A frown pinched the corners of my mouth. I scrounged in the kitchen cupboard for a clean coffee cup. “Just in time for what?”
“To test my theory.”
I shot Grayson some caffeine-deprived side-eye and poured myself a cup of coffee from the carafe on the stove.
“Theory?” I asked, then took a life-giving sip.
“Yes.” Grayson finally looked up from fiddling with the monitor. “Drex, you’ve been displaying unusually high alpha waves on the last few tests. I’m trying to determine if this means my program is truly desensitizing you to strange phenomena, or if the test itself is influencing the results.”
I groaned. “Grayson, if you don’t let me drink this coffee in peace, I’ll be determining the results of your lifespan.”
Grayson’s eyebrow formed a Spock-like triangle. “Duly noted.”
I ripped open a package of Pop-Tarts with my teeth and slammed them into the toaster. As I waited for them to heat up into warm, life-saving rectangles of blueberry-flavored salvation, my curiosity got the better of me.

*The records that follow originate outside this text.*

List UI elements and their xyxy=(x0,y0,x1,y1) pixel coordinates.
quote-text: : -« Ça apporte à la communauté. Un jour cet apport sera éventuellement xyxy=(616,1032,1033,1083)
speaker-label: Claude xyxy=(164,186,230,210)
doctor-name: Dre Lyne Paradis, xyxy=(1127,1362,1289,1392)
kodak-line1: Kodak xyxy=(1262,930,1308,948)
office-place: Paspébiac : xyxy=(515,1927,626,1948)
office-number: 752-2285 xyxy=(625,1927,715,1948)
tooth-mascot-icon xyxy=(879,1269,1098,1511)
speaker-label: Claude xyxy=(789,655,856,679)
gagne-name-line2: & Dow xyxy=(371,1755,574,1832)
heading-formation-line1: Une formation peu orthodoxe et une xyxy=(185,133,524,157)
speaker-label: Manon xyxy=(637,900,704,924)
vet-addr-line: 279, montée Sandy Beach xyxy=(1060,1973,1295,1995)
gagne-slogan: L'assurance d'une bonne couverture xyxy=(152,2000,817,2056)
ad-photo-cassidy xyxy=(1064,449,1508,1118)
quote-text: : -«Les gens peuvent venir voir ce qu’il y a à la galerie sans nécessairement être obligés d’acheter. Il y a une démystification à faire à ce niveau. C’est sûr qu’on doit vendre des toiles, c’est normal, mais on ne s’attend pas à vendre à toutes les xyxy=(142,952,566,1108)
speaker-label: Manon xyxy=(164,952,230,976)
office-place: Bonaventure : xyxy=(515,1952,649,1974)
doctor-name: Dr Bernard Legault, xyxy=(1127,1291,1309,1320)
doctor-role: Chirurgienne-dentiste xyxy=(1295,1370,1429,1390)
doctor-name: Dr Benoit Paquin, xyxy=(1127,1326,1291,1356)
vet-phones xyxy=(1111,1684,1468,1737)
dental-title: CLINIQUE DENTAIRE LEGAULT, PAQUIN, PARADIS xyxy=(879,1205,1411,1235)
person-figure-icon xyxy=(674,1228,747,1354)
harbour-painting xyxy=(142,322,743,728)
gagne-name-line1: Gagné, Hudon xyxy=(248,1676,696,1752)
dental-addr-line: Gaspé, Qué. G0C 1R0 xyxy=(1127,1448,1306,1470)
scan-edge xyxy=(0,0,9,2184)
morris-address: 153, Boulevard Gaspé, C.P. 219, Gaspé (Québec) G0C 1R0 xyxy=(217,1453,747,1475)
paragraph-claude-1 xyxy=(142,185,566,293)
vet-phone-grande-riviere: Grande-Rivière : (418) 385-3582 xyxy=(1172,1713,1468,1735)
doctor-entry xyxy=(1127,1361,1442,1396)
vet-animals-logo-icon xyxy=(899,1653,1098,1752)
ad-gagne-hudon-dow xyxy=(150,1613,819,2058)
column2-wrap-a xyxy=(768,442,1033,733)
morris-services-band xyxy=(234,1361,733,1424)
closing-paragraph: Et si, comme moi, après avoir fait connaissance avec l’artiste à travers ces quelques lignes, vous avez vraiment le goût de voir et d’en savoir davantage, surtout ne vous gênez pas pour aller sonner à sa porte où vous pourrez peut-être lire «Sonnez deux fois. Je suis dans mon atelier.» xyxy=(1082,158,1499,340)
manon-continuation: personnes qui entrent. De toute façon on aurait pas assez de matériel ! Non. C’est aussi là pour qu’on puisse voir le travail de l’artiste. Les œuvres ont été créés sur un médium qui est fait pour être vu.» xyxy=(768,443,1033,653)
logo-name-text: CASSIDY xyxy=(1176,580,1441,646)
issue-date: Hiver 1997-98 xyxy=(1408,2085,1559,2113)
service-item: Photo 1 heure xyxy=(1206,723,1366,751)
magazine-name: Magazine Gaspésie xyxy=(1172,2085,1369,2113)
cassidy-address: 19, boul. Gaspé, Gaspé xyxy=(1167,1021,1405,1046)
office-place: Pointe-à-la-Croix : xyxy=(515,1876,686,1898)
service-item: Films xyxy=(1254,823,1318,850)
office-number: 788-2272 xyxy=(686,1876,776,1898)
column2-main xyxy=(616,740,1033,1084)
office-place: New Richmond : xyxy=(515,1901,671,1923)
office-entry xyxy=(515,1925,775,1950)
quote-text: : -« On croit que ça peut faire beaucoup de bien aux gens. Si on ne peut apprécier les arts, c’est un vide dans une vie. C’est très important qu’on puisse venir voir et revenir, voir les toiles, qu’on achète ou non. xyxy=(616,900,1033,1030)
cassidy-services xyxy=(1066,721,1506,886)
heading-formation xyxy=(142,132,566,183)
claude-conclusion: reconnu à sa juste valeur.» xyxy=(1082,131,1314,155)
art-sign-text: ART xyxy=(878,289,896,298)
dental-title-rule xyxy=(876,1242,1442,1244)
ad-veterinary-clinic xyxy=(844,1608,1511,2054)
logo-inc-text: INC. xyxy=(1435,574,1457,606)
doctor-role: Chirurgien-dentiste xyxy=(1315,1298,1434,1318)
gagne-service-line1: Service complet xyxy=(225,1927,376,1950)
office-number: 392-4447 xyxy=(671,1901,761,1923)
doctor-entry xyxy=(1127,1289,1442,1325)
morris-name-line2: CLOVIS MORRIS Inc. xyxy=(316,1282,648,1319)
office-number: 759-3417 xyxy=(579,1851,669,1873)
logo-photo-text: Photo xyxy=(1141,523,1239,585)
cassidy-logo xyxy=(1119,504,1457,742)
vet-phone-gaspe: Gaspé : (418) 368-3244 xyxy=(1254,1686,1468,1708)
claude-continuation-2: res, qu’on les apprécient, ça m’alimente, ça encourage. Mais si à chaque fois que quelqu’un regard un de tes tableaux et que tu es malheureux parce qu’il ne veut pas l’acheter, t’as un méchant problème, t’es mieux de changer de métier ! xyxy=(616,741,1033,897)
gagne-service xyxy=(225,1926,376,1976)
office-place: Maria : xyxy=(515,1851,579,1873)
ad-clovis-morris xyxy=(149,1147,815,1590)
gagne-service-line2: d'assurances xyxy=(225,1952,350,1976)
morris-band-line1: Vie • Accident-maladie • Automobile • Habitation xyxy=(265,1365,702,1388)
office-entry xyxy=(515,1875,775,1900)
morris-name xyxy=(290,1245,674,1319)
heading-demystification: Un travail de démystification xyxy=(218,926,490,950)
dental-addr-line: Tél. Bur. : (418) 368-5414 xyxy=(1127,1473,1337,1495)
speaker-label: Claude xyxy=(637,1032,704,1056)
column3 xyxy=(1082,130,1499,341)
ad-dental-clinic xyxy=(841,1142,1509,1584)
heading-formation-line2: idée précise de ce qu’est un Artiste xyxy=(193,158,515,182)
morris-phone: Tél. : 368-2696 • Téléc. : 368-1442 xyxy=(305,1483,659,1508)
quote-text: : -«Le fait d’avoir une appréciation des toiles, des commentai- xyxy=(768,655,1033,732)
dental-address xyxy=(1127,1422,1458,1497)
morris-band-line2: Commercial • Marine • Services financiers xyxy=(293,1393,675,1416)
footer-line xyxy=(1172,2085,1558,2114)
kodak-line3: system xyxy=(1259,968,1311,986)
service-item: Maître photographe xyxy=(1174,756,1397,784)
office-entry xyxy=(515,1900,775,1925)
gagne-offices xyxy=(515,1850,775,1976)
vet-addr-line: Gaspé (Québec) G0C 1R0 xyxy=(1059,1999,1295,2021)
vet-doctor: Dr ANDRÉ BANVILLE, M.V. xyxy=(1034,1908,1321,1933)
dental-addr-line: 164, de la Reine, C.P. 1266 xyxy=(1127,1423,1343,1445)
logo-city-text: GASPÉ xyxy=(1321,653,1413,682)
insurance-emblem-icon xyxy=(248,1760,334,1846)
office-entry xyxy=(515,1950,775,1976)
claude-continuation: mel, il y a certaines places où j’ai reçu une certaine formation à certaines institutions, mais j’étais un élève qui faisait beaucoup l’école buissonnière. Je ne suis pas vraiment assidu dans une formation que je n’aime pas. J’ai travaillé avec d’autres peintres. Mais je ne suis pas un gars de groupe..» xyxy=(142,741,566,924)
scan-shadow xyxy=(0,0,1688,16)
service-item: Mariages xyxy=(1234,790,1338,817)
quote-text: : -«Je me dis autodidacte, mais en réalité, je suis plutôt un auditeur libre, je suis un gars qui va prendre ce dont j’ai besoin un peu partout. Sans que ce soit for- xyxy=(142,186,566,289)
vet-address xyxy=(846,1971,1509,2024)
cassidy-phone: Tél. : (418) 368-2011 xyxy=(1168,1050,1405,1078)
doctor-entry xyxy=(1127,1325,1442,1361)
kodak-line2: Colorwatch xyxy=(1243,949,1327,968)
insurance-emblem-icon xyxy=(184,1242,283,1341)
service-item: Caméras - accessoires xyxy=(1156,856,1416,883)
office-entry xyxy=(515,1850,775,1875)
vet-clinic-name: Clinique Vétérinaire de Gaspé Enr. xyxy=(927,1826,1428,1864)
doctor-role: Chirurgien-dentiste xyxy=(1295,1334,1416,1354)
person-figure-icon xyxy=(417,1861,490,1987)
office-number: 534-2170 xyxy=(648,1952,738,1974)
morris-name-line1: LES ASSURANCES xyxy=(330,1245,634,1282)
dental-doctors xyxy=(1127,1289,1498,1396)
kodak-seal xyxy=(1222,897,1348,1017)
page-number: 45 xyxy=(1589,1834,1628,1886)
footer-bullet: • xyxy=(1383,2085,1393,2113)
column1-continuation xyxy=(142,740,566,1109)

I turned and stared at Grayson. “What did you mean when you said the EEG test itself could be influencing my results?”
Grayson’s cat-like, green eyes locked on mine. “Non-objective anticipatory response, of course.”
I stifled another groan. I should’ve been used to this by now. “More human-like speak, please, robot man.”
Grayson studied me for a moment, then winced slightly when I took a savage bite of Pop-Tart.
“I merely meant that your anticipation of viewing shocking images on the test program could be subconsciously tempering your response,” he said. “Your expectations could be putting you into a sort of ‘prepared state,’ thus influencing your reactions to the images themselves.”